The Community Rejuvenation Project cultivates healthy communities through beautification, education, and celebration. We achieve this mission through experiential programs that promote professional development, artistic and cultural expression, and community empowerment.

Monday, May 30, 2011

18th & Telegraph



Downtown Oakland is starting to awaken. New clubs and restaurants are opening. Art Galleries are flourishing. You wouldn't know that on a Sunday morning though. 18th and Telegraph at 9 AM was desolate. The only sign of any life was the Rudy's Can't Fail Diner, still under construction, which will be Oakland's only 24 hr. restaurant.

Even upon arrival, there was no clear plan for the mural. The wall had been designated as a "high blight" location by neighbors and downtown officials who requested that something be done. It was a classic absentee landlord situation. The owner had moved out of the country and had failed to respond to any communications. The wall had been repeatedly vandalized and covered in posters. Adopting the wall with a mural was the only long term solution that people could think of.
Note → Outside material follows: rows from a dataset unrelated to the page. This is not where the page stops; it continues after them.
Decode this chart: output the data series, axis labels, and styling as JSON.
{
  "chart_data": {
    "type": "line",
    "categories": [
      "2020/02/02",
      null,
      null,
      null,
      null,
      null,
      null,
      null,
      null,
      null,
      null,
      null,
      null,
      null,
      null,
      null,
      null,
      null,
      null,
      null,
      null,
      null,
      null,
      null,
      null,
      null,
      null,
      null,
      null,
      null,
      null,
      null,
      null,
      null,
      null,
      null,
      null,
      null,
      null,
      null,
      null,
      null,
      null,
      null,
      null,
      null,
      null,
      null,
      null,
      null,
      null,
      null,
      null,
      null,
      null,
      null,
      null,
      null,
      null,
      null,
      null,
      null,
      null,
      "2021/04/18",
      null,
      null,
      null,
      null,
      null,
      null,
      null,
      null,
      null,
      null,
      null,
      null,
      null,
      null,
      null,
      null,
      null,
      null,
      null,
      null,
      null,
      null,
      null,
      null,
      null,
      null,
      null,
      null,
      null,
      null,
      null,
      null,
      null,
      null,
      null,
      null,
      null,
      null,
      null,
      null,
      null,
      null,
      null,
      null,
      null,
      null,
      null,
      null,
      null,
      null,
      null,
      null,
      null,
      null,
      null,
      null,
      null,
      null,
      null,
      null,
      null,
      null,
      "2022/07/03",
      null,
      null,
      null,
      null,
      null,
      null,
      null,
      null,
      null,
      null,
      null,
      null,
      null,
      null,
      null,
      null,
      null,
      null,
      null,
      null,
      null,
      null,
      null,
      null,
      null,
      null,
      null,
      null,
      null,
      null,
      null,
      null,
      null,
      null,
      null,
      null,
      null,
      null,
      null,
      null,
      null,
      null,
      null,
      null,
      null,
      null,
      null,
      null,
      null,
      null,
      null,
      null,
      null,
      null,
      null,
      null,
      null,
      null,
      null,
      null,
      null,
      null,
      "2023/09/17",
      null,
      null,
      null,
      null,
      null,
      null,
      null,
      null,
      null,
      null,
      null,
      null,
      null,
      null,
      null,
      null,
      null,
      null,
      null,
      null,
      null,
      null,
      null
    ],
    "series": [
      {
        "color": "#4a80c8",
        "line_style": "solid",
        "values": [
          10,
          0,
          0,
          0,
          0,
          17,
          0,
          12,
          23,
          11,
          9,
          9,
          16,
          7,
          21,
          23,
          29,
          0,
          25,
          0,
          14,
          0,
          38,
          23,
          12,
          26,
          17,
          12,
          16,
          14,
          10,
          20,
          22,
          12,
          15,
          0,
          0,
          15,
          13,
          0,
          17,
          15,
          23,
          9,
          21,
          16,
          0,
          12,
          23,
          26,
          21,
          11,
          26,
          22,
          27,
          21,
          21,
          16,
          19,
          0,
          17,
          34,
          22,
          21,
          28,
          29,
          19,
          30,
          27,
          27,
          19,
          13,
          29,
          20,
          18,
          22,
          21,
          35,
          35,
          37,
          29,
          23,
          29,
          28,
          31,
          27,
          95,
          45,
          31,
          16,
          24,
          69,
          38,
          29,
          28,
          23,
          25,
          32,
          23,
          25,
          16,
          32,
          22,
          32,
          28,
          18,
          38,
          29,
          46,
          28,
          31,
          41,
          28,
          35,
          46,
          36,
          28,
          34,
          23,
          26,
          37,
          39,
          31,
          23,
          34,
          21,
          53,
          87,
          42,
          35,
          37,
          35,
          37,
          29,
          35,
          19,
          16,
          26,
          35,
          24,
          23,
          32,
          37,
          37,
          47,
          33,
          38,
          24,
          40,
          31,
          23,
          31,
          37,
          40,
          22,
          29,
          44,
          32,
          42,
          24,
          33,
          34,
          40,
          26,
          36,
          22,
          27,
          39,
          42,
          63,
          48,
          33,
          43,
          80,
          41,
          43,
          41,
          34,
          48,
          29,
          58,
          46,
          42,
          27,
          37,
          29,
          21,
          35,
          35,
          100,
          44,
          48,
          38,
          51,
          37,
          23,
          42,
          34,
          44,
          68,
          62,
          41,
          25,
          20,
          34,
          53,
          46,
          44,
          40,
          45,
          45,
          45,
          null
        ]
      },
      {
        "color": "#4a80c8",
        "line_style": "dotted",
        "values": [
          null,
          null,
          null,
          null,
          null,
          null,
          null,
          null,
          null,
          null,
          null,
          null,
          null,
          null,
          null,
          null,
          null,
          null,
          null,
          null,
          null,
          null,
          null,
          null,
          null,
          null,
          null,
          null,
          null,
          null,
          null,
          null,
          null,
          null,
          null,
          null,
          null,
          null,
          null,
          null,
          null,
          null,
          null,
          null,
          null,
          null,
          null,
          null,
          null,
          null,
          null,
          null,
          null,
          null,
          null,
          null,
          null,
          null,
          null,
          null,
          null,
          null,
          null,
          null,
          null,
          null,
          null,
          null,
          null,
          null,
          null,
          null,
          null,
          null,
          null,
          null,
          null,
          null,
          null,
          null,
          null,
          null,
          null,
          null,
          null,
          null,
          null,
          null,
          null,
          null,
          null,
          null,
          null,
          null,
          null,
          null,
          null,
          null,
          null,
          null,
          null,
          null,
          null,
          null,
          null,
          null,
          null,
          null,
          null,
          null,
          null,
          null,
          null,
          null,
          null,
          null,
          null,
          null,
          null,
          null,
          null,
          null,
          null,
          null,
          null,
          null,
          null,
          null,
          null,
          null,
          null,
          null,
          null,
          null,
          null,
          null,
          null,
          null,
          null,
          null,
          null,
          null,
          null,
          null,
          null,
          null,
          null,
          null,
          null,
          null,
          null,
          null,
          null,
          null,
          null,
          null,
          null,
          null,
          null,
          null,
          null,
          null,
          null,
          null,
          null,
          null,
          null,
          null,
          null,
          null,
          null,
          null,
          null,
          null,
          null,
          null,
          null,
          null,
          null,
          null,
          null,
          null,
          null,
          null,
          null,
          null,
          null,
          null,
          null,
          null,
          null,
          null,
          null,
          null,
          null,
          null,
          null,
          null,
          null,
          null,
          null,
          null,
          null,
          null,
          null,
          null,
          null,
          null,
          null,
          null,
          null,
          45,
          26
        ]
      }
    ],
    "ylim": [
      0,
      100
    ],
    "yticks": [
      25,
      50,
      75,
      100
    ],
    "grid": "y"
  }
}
Still, as an aerosol writer, there is a slight cognitive dissonance in painting a mural to defeat the "blight" of our movement. We've always resisted the public's instinct to distinguish between "the good graffiti" and the "taggers." Everyone outside the movement feels entitled to be a critic and seemingly cannot respect that we evolved from those same signatures. Its a classic case of hating the root and loving the fruit.

Each of the 3 rollers we brought were dried and crusty in some places, creating and uneven effect when applying paint. Rather than attempt to force perfection, they were pressed and ground into the walls to give the impression of years of battle between the "blight" and the art. Layers were added with spray only to be partly primed over or sprayed out with new spots and "mess" took shape with arrows and designs growing off of partly cover letters and masks, into a new composition. Like Oakland, the growth was mess and sloppy, occasionally haphazard, with one hand not knowing what the other was doing. But finally, the colors, shapes and lines coalesced into a semi-coherent but clearly elaborate mural. Just like Oakland.

1 comment:

  1. Thank you guys for doing that, I saw you painting Sunday afternoon.

    After so many years of neglect, absentee out-of-country landlords should forfeit their land to productive uses... how many years I don't know.